Oceanic soft sediments do not require a great deal of treatment before preparation of the microscope slides. The usual technique is that described by Sanfilippo et al., 1985.
  1. Place a 5-cm3 sample in a beaker with 150 ml of a 10% solution of hydrogen peroxide in which about 5 g of tetrasodium pyrophosphate has been dissolved.
  2. Boil for a few minutes to achieve oxidation of the organic matter and desegregation of the clay fraction.
  3. Sieve and wash through a 50 or 63 µm mesh; dry residue and repeat from step 1 if lumps remain.
  4. Remove calcareous fraction with a few drops of hydrochloric acid (after eliminating the hydrogen peroxide by wet sieving).
  5. Desegregate and clean indurate clay coating and internal filling by treating the sample in a gentle ultrasonic bath. Further desegregation of heavily indurate sediment can be obtained by a brief treatment with kerosene, paint thinner, ammonia or a weak solution of hydroxide sodium.
  6. Sieve and wash thoroughly the clean residue. The size of the mesh depends on the aims of the study. Routine surveys are cleaned on 63 µm meshes. However, samples sieved at 63 µm are barren of many small species and juvenile stages and using a large sieve can serve to concentrate larger forms.
  7. Pipette a drop of the clean residue onto a labeled glass slide barely smeared with saliva, dry by evaporation.
  8. Add a few drops of xylene to expel air, add a few drops of the mounting medium and top with a cover glass. Dry in an oven or on a warm plate under a hood so as to avoid fumes.

Although it is more harmful and takes longer to harden than some other synthetic mounting mediums, commercially known as Norland, Pleurax, Hyrax, or Depex, Canada Balsam is usually preferred for Cenozoic material because there is some indication that radiolarians mounted in synthetic medium will not be as well preserved over time as collections mounted with Canada Balsam.

For detailed quantitative investigations involving determination of relative abundance of taxa, Moore (1973) proposed a convenient method that allows quantification of the number of radiolarian shells per unit weight of sediment.

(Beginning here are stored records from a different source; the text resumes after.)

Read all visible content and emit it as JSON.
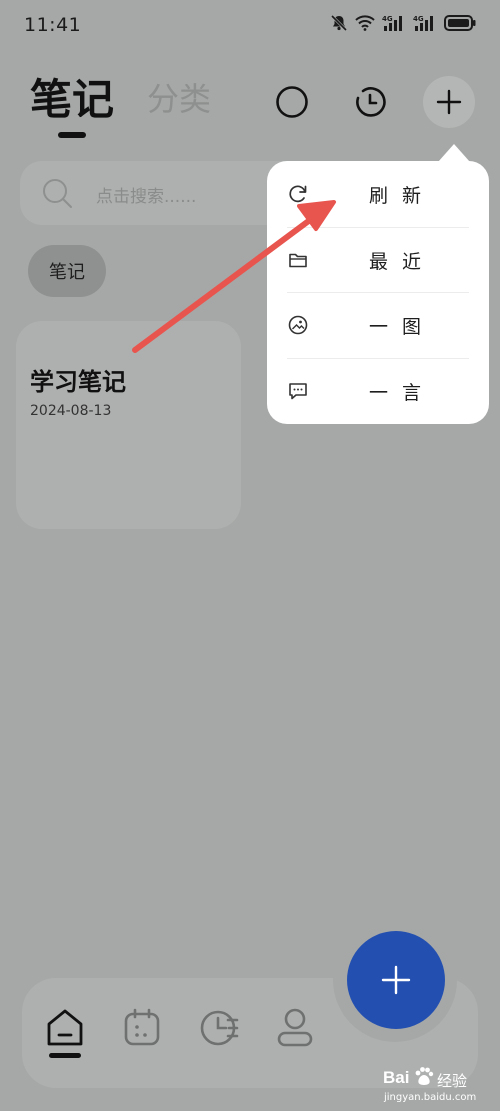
{
  "status_bar": {
    "time": "11:41"
  },
  "header": {
    "tab_active": "笔记",
    "tab_inactive": "分类"
  },
  "search": {
    "placeholder": "点击搜索......"
  },
  "filter_chip": {
    "label": "笔记"
  },
  "notes": [
    {
      "title": "学习笔记",
      "date": "2024-08-13"
    }
  ],
  "menu": {
    "items": [
      {
        "label": "刷新",
        "icon": "refresh-icon"
      },
      {
        "label": "最近",
        "icon": "folder-icon"
      },
      {
        "label": "一图",
        "icon": "image-icon"
      },
      {
        "label": "一言",
        "icon": "message-icon"
      }
    ]
  },
  "bottom_nav": {
    "items": [
      {
        "icon": "home-icon",
        "active": true
      },
      {
        "icon": "calendar-icon",
        "active": false
      },
      {
        "icon": "history-icon",
        "active": false
      },
      {
        "icon": "profile-icon",
        "active": false
      }
    ]
  },
  "watermark": {
    "brand": "Bai",
    "brand_suffix": "经验",
    "url": "jingyan.baidu.com"
  },
  "colors": {
    "background": "#a6a8a7",
    "fab": "#2350b0",
    "menu": "#ffffff",
    "annotation_arrow": "#e8554e"
  }
}
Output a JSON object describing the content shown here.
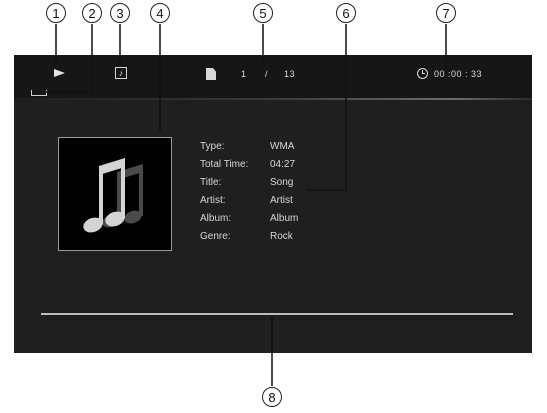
{
  "callouts": [
    "1",
    "2",
    "3",
    "4",
    "5",
    "6",
    "7",
    "8"
  ],
  "status_bar": {
    "play_state_icon": "play-icon",
    "repeat_icon": "repeat-icon",
    "mode_icon": "music-note-icon",
    "file_icon": "file-icon",
    "track_current": "1",
    "track_separator": "/",
    "track_total": "13",
    "clock_icon": "clock-icon",
    "elapsed_time": "00 :00 : 33"
  },
  "album_art": {
    "icon": "music-notes-icon"
  },
  "track_info": {
    "rows": [
      {
        "label": "Type:",
        "value": "WMA"
      },
      {
        "label": "Total Time:",
        "value": "04:27"
      },
      {
        "label": "Title:",
        "value": "Song"
      },
      {
        "label": "Artist:",
        "value": "Artist"
      },
      {
        "label": "Album:",
        "value": "Album"
      },
      {
        "label": "Genre:",
        "value": "Rock"
      }
    ]
  },
  "colors": {
    "screen_bg": "#1f1f1f",
    "topbar_bg": "#161616",
    "text": "#d8d8d8",
    "progress": "#bdbdbd"
  }
}
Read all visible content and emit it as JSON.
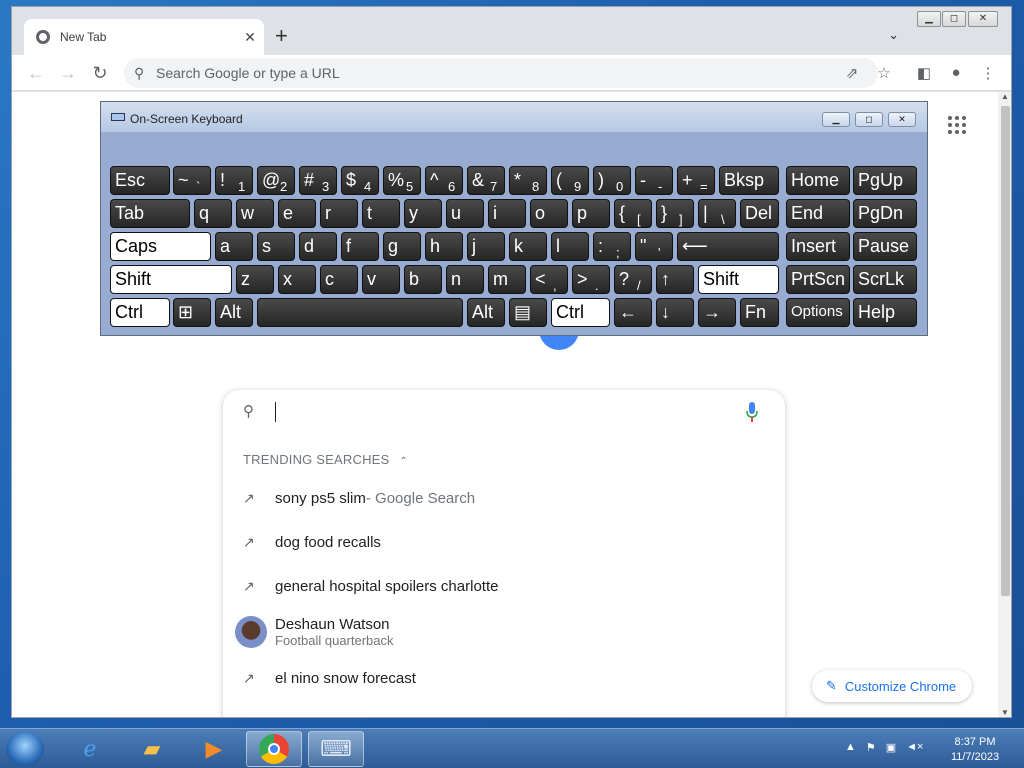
{
  "browser": {
    "tab_title": "New Tab",
    "omnibox_placeholder": "Search Google or type a URL"
  },
  "osk": {
    "title": "On-Screen Keyboard",
    "keys": {
      "esc": "Esc",
      "tilde": "~",
      "tilde_sub": "`",
      "k1": "!",
      "k1s": "1",
      "k2": "@",
      "k2s": "2",
      "k3": "#",
      "k3s": "3",
      "k4": "$",
      "k4s": "4",
      "k5": "%",
      "k5s": "5",
      "k6": "^",
      "k6s": "6",
      "k7": "&",
      "k7s": "7",
      "k8": "*",
      "k8s": "8",
      "k9": "(",
      "k9s": "9",
      "k0": ")",
      "k0s": "0",
      "minus": "-",
      "minus_s": "-",
      "plus": "+",
      "plus_s": "=",
      "bksp": "Bksp",
      "home": "Home",
      "pgup": "PgUp",
      "tab": "Tab",
      "q": "q",
      "w": "w",
      "e": "e",
      "r": "r",
      "t": "t",
      "y": "y",
      "u": "u",
      "i": "i",
      "o": "o",
      "p": "p",
      "lbr": "{",
      "lbr_s": "[",
      "rbr": "}",
      "rbr_s": "]",
      "pipe": "|",
      "pipe_s": "\\",
      "del": "Del",
      "end": "End",
      "pgdn": "PgDn",
      "caps": "Caps",
      "a": "a",
      "s": "s",
      "d": "d",
      "f": "f",
      "g": "g",
      "h": "h",
      "j": "j",
      "k": "k",
      "l": "l",
      "colon": ":",
      "colon_s": ";",
      "quote": "\"",
      "quote_s": "'",
      "enter": "⟵",
      "insert": "Insert",
      "pause": "Pause",
      "shift": "Shift",
      "z": "z",
      "x": "x",
      "c": "c",
      "v": "v",
      "b": "b",
      "n": "n",
      "m": "m",
      "lt": "<",
      "lt_s": ",",
      "gt": ">",
      "gt_s": ".",
      "q_mark": "?",
      "q_mark_s": "/",
      "up": "↑",
      "shift_r": "Shift",
      "prtscn": "PrtScn",
      "scrlk": "ScrLk",
      "ctrl": "Ctrl",
      "win": "⊞",
      "alt": "Alt",
      "alt_r": "Alt",
      "menu": "▤",
      "ctrl_r": "Ctrl",
      "left": "←",
      "down": "↓",
      "right": "→",
      "fn": "Fn",
      "options": "Options",
      "help": "Help"
    }
  },
  "search": {
    "trending_label": "TRENDING SEARCHES",
    "items": [
      {
        "text": "sony ps5 slim",
        "suffix": " - Google Search"
      },
      {
        "text": "dog food recalls"
      },
      {
        "text": "general hospital spoilers charlotte"
      },
      {
        "text": "Deshaun Watson",
        "subtitle": "Football quarterback"
      },
      {
        "text": "el nino snow forecast"
      }
    ]
  },
  "customize_label": "Customize Chrome",
  "clock": {
    "time": "8:37 PM",
    "date": "11/7/2023"
  }
}
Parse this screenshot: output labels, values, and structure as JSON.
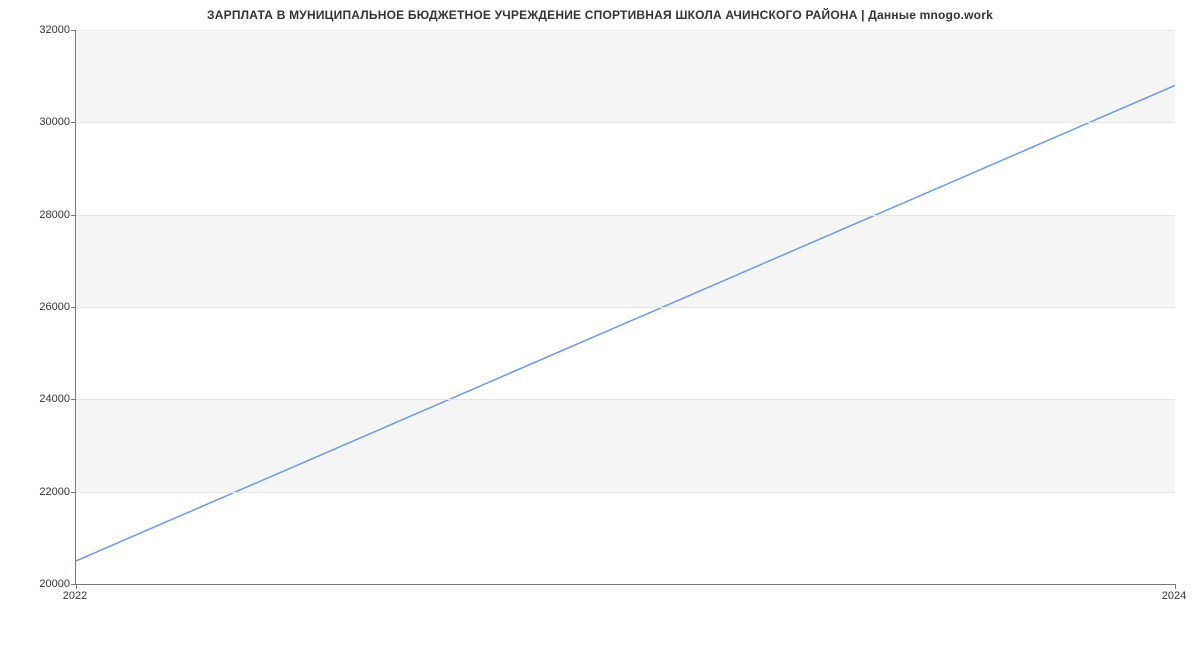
{
  "chart_data": {
    "type": "line",
    "title": "ЗАРПЛАТА В МУНИЦИПАЛЬНОЕ БЮДЖЕТНОЕ УЧРЕЖДЕНИЕ СПОРТИВНАЯ ШКОЛА АЧИНСКОГО РАЙОНА | Данные mnogo.work",
    "x": [
      2022,
      2024
    ],
    "values": [
      20500,
      30800
    ],
    "xlabel": "",
    "ylabel": "",
    "xlim": [
      2022,
      2024
    ],
    "ylim": [
      20000,
      32000
    ],
    "yticks": [
      20000,
      22000,
      24000,
      26000,
      28000,
      30000,
      32000
    ],
    "xticks": [
      2022,
      2024
    ],
    "line_color": "#6b99e5",
    "band_color": "#f5f5f5"
  }
}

  1. Dry and weigh the sediment sample.
  2. Clean and sieve the sample as above (1 to 6).
  3. Place the residue in a large (e.g., 5 l) beaker full of distilled water, on the bottom of which one or two cover glasses are installed.
  4. Carefully stir the water and the residue for a random distribution of the particles (avoid rotational motion which results in centrifugal fractionation), and allow the residue to settle.
  5. Siphon away all the water except for a 30-50 mm thick bottom layer.
  6. Evaporate all remaining water using an overhead infrared lamp.
  7. When dry, remove the cover glasses from the beaker and mount them on a glass slide as described above. The slides will contain a fraction of the radiolarian shells present in the original sample that is equivalent to the proportion of the surface of the covers relative to the surface of the bottom of the beaker.

References
Moore Jr., T.C., 1973. Method of randomly distributing grains for microscopic examination. Journal of Sedimentary Petrology, 43(3): 904-906.

Motoyama, I., 1996. Late Neogene radiolarian biostratigraphy in the subarctic Northwest Pacific. Micropaleontology, 42(3): 221-262.

Sanfilippo, A., Westberg-Smith, M.J., Riedel, W.R., 1985. Cenozoic Radiolaria. In: Bolli, H.M., Saunders, J.B., Perch-Nielsen, K. (editors.). Plankton stratigraphy, Cambridge University Press, 631-712.